Reuters 19th April 2007
Iran is a “matter of months” away from completing the next phase of its nuclear programme, diplomats said on Thursday, in response to a leaked letter from the International Atomic Energy Agency, the United Nations nuclear watchdog. The letter, written by Olli Heinonen, IAEA deputy director general, indicates that Iran has installed up to 1,312 centrifuges at a facility in Natanz and is using them to enrich uranium – a process that could produce both nuclear fuel and weapons grade material.
FT 20th April 2007
The Middle East is looking to nuclear energy as the only way to power booming economies short of burning precious oil and gas reserves. “They argue that they need oil and gas for foreign currency and they don’t want to squander it, but nuclear inevitably produces plutonium that can be used in nuclear weapons. You have to suspect that a number of countries want nuclear weapons,” said Frank Barnaby of the Oxford Research Centre. He also disputed nuclear power’s green credentials.
Reuters 19th April 2007
On Monday medical professionals in 60 countries will launch the International Campaign to Abolish Nuclear Weapons (Ican).
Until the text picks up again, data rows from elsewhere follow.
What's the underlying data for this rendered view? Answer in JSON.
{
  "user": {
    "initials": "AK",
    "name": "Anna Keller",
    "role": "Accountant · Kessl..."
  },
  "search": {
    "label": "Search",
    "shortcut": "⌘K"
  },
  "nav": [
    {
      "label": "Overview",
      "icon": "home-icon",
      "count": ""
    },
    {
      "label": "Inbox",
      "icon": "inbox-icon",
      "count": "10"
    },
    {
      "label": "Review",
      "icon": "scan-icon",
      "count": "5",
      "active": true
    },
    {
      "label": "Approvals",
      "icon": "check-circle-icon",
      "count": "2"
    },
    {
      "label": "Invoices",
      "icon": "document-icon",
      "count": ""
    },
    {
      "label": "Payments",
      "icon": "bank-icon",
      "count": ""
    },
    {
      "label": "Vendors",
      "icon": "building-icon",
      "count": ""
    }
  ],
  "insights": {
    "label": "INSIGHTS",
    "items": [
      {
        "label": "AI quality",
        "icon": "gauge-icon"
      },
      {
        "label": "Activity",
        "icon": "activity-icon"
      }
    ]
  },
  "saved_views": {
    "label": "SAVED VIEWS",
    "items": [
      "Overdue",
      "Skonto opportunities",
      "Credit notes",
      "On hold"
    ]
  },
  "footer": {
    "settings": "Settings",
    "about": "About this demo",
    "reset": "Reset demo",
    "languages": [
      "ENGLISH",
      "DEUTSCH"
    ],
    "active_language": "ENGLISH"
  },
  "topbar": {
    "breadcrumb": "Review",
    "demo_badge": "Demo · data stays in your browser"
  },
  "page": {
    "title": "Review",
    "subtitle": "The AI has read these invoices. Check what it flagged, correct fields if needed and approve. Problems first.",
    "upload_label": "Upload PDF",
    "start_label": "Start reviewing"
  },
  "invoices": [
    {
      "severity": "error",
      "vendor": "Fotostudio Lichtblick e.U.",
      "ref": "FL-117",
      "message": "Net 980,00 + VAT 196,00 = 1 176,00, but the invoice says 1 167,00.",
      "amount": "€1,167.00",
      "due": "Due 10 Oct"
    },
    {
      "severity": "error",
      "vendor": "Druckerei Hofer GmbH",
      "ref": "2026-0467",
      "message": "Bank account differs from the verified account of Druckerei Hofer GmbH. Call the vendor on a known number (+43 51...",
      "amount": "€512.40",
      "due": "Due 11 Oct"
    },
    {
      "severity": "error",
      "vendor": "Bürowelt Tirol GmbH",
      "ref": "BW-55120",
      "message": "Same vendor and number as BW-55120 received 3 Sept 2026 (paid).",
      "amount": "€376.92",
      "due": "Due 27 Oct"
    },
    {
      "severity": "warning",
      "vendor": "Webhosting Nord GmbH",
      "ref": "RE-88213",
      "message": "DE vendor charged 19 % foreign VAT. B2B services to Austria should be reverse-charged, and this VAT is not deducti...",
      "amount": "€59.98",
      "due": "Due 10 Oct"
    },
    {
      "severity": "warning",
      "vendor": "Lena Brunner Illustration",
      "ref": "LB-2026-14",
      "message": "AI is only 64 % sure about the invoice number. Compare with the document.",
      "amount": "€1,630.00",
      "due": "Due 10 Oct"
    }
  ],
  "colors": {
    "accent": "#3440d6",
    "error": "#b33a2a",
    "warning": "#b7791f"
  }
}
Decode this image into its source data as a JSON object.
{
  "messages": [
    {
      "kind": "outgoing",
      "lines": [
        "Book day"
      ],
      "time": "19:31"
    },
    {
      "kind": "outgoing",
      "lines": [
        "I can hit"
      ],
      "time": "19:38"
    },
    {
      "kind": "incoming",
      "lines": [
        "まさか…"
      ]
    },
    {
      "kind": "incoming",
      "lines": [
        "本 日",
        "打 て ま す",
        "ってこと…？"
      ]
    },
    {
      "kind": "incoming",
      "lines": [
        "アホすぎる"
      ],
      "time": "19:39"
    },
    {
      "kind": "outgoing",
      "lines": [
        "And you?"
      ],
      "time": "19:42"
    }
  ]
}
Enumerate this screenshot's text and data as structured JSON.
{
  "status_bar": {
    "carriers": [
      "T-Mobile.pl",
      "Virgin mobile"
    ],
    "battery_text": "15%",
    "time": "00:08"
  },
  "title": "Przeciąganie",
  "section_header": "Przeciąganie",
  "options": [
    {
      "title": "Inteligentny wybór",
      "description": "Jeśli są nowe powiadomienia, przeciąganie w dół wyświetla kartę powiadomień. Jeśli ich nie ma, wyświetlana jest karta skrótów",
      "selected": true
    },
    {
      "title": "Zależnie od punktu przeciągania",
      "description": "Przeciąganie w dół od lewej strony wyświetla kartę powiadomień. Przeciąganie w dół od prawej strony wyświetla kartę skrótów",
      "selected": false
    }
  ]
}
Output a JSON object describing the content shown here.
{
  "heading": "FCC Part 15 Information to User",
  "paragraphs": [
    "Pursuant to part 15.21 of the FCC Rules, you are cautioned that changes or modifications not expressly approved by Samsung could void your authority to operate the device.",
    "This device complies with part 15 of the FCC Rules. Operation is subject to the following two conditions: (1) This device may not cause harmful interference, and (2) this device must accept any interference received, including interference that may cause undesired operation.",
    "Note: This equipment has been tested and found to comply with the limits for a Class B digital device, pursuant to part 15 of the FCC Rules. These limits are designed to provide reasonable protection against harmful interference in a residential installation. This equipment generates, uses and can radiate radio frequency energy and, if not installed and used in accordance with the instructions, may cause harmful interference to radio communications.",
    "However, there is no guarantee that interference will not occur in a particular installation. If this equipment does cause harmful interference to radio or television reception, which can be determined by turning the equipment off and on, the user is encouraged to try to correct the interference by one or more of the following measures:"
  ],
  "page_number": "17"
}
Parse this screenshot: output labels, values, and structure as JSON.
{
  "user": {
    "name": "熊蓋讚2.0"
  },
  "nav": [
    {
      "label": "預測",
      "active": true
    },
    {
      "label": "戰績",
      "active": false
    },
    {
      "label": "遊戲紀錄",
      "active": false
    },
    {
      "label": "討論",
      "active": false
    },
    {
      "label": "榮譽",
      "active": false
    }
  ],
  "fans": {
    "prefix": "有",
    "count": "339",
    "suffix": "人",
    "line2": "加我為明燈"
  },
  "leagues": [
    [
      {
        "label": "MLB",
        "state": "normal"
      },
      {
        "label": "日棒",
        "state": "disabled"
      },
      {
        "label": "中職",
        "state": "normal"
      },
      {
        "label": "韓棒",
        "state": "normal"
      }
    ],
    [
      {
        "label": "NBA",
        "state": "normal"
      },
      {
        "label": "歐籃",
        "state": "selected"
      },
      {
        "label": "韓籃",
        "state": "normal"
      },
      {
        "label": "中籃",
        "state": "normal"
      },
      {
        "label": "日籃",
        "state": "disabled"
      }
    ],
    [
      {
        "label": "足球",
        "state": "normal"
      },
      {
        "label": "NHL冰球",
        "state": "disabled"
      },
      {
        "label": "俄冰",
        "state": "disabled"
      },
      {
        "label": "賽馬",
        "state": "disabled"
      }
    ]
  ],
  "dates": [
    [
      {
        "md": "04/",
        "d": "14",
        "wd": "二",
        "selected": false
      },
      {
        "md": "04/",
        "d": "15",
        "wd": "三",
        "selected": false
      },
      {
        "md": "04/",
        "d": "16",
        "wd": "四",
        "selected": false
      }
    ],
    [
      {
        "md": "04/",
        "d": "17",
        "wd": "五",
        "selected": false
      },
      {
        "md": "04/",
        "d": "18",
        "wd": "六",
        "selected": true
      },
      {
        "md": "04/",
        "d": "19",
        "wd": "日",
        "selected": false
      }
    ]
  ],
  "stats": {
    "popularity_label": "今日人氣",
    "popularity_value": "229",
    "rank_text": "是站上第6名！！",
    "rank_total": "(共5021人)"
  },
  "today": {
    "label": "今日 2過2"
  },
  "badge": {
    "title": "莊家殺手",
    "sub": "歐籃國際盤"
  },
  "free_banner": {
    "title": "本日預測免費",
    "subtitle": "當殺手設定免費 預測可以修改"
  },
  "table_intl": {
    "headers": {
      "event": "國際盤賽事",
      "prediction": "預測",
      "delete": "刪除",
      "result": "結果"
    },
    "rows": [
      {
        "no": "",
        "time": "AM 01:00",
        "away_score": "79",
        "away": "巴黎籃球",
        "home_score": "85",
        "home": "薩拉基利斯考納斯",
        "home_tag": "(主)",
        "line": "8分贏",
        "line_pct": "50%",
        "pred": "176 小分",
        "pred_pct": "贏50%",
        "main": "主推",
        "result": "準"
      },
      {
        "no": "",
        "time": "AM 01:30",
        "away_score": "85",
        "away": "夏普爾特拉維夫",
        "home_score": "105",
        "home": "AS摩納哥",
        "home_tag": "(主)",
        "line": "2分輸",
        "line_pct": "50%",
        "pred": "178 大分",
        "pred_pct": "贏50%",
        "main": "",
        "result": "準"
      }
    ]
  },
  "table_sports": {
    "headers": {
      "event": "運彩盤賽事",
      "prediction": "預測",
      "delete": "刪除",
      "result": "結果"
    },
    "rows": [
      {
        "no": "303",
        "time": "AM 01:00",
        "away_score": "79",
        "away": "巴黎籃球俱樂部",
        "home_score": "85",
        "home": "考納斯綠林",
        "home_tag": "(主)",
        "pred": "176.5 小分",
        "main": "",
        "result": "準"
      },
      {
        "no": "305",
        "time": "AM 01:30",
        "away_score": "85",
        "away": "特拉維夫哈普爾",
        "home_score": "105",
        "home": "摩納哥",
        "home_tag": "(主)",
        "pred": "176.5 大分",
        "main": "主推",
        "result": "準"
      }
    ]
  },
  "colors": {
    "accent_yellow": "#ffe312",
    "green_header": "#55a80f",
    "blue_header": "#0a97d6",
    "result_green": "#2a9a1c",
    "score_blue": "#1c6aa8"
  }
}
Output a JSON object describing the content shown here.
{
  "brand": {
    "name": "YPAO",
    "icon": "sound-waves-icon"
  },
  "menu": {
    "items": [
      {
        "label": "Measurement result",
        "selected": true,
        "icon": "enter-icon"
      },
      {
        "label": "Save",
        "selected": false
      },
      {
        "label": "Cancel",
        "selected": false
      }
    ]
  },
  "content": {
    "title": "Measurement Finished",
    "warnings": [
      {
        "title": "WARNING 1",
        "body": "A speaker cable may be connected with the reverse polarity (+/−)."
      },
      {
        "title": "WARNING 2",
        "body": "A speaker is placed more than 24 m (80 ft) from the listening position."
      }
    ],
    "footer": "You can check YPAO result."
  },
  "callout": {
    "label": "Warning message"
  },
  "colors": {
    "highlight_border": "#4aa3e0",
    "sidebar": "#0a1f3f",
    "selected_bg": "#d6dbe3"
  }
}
Landmines and chemical and biological weapons have already been outlawed through treaties. Nuclear weapons can be similarly abolished through a nuclear-weapons convention. At a review of the non-proliferation treaty in 2000, the five original nuclear weapon states made an “unequivocal undertaking” to “accomplish the total elimination of their nuclear arsenals, leading to nuclear disarmament”. Despite this, the UK parliament has voted to replace the Trident submarine-based nuclear-weapon system after announcing its intention in 2006 to spend just over £1bn over the next three years on refurbishing key facilities at its nuclear-weapons complex at Aldermaston.